Revolusi Rusia 1917, yang katanya merupakan tindakan yang barbar, pada kenyataannya merupakan satu titik awal bagi lompatan besar dalam kebudayaan, puisi, seni dan musik. Hal ini tidak dapat disangkal sekalipun kemudian dirusak kembangnya di bawah sepatu lars Stalinisme. Dalam revolusi Spanyol 1931-37, terdapat pencerahan seni yang serupa - puisi-puisi Lorca, Machado, Alberti dan di atas semuanya, Miguel Hernandez, diilhami oleh perjuangan itu, dan pada gilirannya didengarkan dengan perhatian yang kuat oleh jutaan orang yang sebelumnya tidak memiliki akses pada dunia seni dan budaya yang indah gilang-gemilang itu.
Dalam sebuah revolusi, orang-orang biasa, laki-laki dan perempuan mulai melihat diri mereka sendiri sebagai manusia, sanggup mengendalikan takdir mereka sendiri, bukan sekedar "alat yang dapat berbicara". Dengan kemanusiaan yang sejati muncullah harga diri; satu rasa penghormatan terhadap diri sendiri dan rekannya yang setia, penghormatan terhadap orang lain. Para pelayan menempelkan catatan di restoran-restoran Barcelona di tahun 1936, yang menyatakan: "Hanya karena seseorang harus bekerja di sini, itu tidak berarti Anda harus menghinanya dengan menawarkan tips." Inilah kelahiran kebudayaan - kebudayaan manusia yang sejati, yang merupakan bagian dari hidup itu sendiri. Gejala yang sama, dalam bentuk benih, dapat terlihat dalam berbagai pemogokan, di mana manusia, laki-laki dan perempuan, mengungkapkan kualitas yang mereka tidak pernah mimpi untuk miliki. Tentu, jika pergerakan itu tidak membawa satu perubahan yang menyeluruh dalam masyarakat, beban berat dari kebiasaan dan rutinitas akan sekali lagi berdominasi. Kondisi material menentukan kesadaran. Namun, sebuah masyarakat sosialis yang berdasarkan teknologi dan budaya tinggi akan sepenuhnya mengubah cara pandang orang.

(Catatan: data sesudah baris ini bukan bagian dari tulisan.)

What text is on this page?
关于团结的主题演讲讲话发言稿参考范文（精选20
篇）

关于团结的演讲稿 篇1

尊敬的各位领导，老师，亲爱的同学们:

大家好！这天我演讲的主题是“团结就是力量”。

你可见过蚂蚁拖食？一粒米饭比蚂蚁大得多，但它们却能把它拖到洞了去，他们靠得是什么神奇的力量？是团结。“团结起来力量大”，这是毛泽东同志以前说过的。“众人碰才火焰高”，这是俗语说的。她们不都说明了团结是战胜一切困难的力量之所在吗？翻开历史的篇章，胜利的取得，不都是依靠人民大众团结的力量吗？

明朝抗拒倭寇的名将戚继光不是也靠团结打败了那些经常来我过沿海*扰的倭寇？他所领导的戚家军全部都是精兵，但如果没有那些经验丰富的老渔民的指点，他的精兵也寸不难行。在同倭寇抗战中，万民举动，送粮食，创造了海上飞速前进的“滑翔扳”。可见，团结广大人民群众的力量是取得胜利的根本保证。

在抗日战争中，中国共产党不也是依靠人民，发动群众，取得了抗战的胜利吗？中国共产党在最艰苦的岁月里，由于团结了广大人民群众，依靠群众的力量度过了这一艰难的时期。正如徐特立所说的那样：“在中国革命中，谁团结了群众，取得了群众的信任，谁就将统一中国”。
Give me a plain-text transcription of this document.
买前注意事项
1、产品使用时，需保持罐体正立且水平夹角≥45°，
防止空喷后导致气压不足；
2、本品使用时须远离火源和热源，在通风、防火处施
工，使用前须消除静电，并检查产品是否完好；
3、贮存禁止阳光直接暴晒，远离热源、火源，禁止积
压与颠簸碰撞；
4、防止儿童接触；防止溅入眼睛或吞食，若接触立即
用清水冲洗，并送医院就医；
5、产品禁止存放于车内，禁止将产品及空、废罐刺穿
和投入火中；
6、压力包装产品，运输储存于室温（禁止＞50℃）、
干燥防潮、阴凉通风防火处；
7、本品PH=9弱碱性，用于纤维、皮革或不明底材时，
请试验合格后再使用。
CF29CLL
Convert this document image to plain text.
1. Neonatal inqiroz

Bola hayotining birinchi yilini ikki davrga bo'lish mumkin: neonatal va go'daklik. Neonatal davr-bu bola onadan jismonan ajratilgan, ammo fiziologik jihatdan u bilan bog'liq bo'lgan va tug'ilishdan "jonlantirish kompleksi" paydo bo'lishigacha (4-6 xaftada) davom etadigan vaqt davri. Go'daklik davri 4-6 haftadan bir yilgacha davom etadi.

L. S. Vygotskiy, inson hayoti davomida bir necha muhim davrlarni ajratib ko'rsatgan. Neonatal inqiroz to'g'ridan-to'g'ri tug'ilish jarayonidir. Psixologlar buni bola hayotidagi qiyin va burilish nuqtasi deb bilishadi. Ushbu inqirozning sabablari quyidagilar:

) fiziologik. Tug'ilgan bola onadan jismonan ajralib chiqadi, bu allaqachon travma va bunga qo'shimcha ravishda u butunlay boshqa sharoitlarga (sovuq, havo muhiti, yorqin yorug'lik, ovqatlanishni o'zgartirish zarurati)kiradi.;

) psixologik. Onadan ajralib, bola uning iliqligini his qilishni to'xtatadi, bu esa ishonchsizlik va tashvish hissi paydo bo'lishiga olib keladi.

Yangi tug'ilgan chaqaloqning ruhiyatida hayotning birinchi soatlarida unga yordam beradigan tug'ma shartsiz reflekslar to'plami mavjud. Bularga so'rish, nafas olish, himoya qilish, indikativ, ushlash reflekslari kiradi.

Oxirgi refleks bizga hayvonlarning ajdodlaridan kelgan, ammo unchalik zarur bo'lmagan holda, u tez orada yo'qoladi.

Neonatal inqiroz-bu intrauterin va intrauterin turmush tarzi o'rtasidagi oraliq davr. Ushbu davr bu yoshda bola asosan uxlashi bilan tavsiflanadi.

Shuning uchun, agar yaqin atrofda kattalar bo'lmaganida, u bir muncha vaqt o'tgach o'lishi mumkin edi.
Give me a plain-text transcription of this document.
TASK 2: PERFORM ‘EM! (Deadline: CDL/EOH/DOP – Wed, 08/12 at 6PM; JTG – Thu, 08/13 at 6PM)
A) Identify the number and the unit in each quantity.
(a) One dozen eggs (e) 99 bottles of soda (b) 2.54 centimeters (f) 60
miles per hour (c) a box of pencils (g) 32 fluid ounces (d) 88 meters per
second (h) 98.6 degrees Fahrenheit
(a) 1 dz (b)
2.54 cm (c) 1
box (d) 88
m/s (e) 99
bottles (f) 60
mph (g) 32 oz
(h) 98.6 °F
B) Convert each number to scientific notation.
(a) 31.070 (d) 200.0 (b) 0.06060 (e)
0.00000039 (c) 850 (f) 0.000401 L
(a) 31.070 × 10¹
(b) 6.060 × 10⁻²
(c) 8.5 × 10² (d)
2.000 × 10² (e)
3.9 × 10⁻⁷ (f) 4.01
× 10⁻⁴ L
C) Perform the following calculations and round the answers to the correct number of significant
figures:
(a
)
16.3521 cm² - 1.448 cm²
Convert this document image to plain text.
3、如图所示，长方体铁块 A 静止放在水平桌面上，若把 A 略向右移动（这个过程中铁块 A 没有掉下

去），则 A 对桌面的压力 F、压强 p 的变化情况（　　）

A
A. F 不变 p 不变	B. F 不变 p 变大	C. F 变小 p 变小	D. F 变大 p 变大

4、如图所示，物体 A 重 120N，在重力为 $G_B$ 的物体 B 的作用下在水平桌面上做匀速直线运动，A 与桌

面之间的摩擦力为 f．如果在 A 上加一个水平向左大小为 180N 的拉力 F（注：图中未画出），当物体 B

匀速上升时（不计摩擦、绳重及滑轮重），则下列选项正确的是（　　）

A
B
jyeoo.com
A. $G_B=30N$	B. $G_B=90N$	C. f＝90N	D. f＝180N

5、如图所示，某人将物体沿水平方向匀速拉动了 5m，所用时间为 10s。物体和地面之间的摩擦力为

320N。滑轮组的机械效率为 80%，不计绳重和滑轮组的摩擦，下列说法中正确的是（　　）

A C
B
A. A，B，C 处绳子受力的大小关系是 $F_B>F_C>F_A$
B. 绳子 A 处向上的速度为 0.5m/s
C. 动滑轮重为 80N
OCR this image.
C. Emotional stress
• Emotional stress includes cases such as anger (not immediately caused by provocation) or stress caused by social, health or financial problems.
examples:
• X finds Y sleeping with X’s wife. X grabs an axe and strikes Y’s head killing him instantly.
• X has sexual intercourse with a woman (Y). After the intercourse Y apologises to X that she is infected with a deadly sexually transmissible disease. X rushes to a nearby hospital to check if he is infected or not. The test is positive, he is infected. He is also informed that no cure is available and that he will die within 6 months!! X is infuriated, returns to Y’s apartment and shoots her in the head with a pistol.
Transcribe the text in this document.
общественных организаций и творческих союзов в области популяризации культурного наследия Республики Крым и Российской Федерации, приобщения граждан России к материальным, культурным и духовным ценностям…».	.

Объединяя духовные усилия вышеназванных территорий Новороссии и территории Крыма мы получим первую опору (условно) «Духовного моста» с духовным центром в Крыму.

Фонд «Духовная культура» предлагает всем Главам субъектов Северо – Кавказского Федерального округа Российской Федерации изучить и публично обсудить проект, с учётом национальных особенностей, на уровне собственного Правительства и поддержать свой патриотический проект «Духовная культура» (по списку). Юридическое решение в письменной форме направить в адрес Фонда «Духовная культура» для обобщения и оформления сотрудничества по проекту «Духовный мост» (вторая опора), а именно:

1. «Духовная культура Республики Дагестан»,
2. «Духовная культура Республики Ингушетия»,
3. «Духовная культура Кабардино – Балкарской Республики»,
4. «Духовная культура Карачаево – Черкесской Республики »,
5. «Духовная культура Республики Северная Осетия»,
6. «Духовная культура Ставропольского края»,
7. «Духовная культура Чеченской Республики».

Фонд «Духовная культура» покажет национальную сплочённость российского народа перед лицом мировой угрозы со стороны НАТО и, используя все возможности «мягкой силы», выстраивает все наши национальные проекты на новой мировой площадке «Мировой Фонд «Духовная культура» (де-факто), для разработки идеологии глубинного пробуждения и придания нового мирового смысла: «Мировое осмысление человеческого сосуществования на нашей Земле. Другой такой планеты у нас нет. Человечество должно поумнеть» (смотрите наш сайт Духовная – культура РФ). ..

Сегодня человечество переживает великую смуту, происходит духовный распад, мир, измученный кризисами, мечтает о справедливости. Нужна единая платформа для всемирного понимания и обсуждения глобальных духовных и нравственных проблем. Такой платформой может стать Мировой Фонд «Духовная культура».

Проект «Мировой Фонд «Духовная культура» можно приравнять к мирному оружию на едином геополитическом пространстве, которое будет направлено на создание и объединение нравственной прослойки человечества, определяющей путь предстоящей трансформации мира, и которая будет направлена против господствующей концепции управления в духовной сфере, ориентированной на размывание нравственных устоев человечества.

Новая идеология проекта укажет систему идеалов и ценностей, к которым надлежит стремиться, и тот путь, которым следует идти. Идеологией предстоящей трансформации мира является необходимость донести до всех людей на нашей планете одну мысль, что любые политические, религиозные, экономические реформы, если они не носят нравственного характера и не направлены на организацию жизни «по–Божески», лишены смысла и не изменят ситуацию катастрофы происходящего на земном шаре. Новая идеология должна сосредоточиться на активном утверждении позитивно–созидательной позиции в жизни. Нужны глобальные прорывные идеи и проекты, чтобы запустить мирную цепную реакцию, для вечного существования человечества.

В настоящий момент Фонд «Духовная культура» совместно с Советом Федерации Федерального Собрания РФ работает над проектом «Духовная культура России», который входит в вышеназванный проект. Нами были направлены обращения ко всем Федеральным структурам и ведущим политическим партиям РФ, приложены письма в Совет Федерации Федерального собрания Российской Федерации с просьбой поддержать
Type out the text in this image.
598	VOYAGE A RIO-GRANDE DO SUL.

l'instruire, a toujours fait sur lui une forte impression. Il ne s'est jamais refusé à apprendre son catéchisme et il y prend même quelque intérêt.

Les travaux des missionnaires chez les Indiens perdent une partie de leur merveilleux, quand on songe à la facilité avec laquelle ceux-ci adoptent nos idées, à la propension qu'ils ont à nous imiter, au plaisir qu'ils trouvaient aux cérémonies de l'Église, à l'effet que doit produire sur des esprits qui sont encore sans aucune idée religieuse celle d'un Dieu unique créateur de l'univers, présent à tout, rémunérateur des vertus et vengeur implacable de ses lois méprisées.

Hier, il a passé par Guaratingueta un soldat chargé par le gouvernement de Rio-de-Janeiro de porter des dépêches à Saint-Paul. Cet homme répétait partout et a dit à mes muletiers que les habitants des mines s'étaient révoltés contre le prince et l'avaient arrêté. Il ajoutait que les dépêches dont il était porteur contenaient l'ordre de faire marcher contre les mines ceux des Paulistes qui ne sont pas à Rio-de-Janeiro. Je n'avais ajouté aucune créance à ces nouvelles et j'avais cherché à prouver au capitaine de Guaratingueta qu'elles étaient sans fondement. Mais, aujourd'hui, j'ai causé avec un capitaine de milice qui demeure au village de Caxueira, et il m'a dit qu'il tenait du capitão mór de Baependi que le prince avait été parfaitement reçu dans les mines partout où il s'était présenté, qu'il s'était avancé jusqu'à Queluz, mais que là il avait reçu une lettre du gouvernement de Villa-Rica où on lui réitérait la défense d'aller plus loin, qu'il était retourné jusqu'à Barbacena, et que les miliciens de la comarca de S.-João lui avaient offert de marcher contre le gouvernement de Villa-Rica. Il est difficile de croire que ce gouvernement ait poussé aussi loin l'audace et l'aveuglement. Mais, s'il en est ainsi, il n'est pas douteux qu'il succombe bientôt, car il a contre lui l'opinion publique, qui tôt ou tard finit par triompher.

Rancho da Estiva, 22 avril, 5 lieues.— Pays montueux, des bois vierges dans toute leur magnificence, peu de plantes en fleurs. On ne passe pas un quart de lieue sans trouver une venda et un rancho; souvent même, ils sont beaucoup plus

Seringkali dikatakan oleh para ahli logika dan matematika bahwa jenis simetri sempurna yang mereka kagumi mengandung satu nilai estetik yang intrinsik. Beberapa orang bahkan melangkah demikian jauh dengan mengklaim bahwa hal yang paling penting dari sebuah persamaan bukanlah apakah mereka menggambarkan realitas, tapi apakah mereka menyenangkan secara estetik. Walaupun tidak akan ada yang menyangkal bahwa simetri adalah indah, tapi terdapatlah simetri dan "simetri". Bangunan-bangunan serasi dari Athena klasik dianggap banyak orang sebagai titik tinggi dalam sejarah arsitektur. Tentu di sini terdapat satu simetri yang menyenangkan di sini, dan satu simetri yang mengingatkan kita pada hubungan linear geometri Euclides. Makna penting arsitektur di Athena pada jaman Pericles adalah satu ekspresi grafik dari cara pandang demokrasi Athena yang bersemangat publik (yang didasarkan, tentu saja, pada kerja kaum budak, yang sepenuhnya berada di luar demokrasi itu). Bangunan-bangunan besar di Acropolis dan Athena, tanpa kecuali, adalah bangunan umum, bukan kediaman pribadi. Di jaman kita sekarang, kemegahan semacam itu sangatlah jarang terdapat. Prioritas rendah yang diberikan pada arsitektur dibandingkan dengan seni lain bukanlah satu kebetulan.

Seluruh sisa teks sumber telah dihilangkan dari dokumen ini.